Vigilant MVPing: the case of this blog


During my day job I frequently have to optimize software development tasks to leave only the most important, essential functionality and cut away all the bells and whistles.
This is sometimes abbreviated as MVP — Minimal Viable Product.

This blog is an example of a situation where I slipped into wanting to build a maximum viable product but steadied myself, albeit I little late.

OK, I need a new web-site

Me, some time ago

The worst mistake was that I started working on a solution right away… without defining a problem. I slipped into “ooh, shiny” techie-tinker mindset and was dead set on exploring new and fascinating frontiers of static site generators. The more I researched the more bells and whistles I gathered in my wish-list. It was like a trance.

Of course I need pagination! But not just any pagination, only the best kind: by categories, by tags, by months. Hm, maybe by music and mood too? To do that I just need to quickly read on about Jekyll collections and another couple of posts about how to do it all in a Github-preferred way.

Me, high on new tech

That’s when my weekend ended and, still having nothing to show for it, I felt sad and disappointed.
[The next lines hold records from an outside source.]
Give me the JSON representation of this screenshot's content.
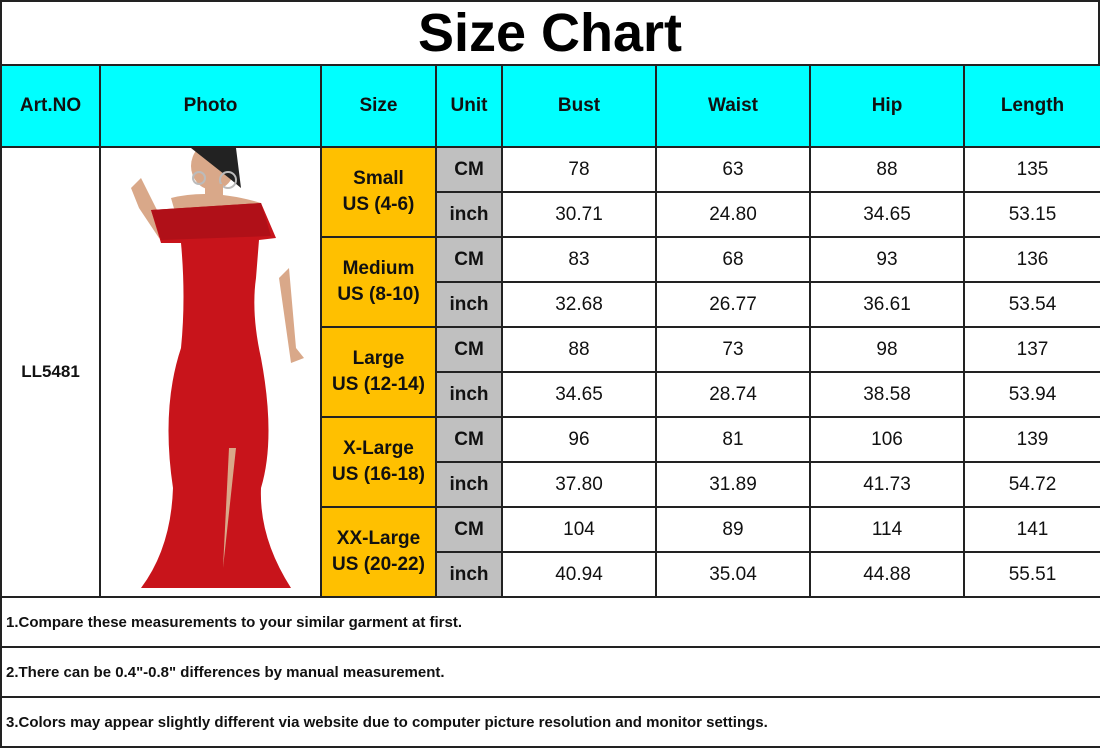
{
  "title": "Size Chart",
  "colors": {
    "header_bg": "#00ffff",
    "size_bg": "#ffc000",
    "unit_bg": "#c0c0c0",
    "dress": "#c8141b"
  },
  "headers": [
    "Art.NO",
    "Photo",
    "Size",
    "Unit",
    "Bust",
    "Waist",
    "Hip",
    "Length"
  ],
  "art_no": "LL5481",
  "photo_icon": "red-dress-photo",
  "sizes": [
    {
      "name": "Small",
      "us": "US (4-6)",
      "rows": [
        {
          "unit": "CM",
          "values": [
            "78",
            "63",
            "88",
            "135"
          ]
        },
        {
          "unit": "inch",
          "values": [
            "30.71",
            "24.80",
            "34.65",
            "53.15"
          ]
        }
      ]
    },
    {
      "name": "Medium",
      "us": "US (8-10)",
      "rows": [
        {
          "unit": "CM",
          "values": [
            "83",
            "68",
            "93",
            "136"
          ]
        },
        {
          "unit": "inch",
          "values": [
            "32.68",
            "26.77",
            "36.61",
            "53.54"
          ]
        }
      ]
    },
    {
      "name": "Large",
      "us": "US (12-14)",
      "rows": [
        {
          "unit": "CM",
          "values": [
            "88",
            "73",
            "98",
            "137"
          ]
        },
        {
          "unit": "inch",
          "values": [
            "34.65",
            "28.74",
            "38.58",
            "53.94"
          ]
        }
      ]
    },
    {
      "name": "X-Large",
      "us": "US (16-18)",
      "rows": [
        {
          "unit": "CM",
          "values": [
            "96",
            "81",
            "106",
            "139"
          ]
        },
        {
          "unit": "inch",
          "values": [
            "37.80",
            "31.89",
            "41.73",
            "54.72"
          ]
        }
      ]
    },
    {
      "name": "XX-Large",
      "us": "US (20-22)",
      "rows": [
        {
          "unit": "CM",
          "values": [
            "104",
            "89",
            "114",
            "141"
          ]
        },
        {
          "unit": "inch",
          "values": [
            "40.94",
            "35.04",
            "44.88",
            "55.51"
          ]
        }
      ]
    }
  ],
  "notes": [
    "1.Compare these measurements to your similar garment at first.",
    "2.There can be 0.4\"-0.8\" differences by manual measurement.",
    "3.Colors may appear slightly different via website due to computer picture resolution and monitor settings."
  ]
}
I gave up and decided that if I even were to get new site, I will hire a professional to do it. Some weeks later I even started making a tech spec to post on a freelance exchange. Including the fancy pagination et al, of course.

There was a slight problem though. I noticed a strange thing: it was really hard for me to describe in technical language what was required. Interesting. How come? Realization struck: I just really didn’t see the end product. And when I tried probing questions to elicit requirements from myself I understood that I was the proverbial perpetually-almost-satisfied client with an unlimited number of edits and improvements because he doesn’t know what he wants.

That’s when a stray thought of MVP came to me and I understood how wrong I’ve been. I don’t need fancy pagination or archived posts. I just need something to start pouring my thoughts into that also doesn’t look hideous. That’s when I installed Jekyll-now and slapped the Pixyll theme on it and here we are.

Summary of what I learned

Before diving into a new sexy project

  1. Describe the end result in necessary detail
  2. Remember why do you want to do this at all. Is this new project the best way to achieve your end goal?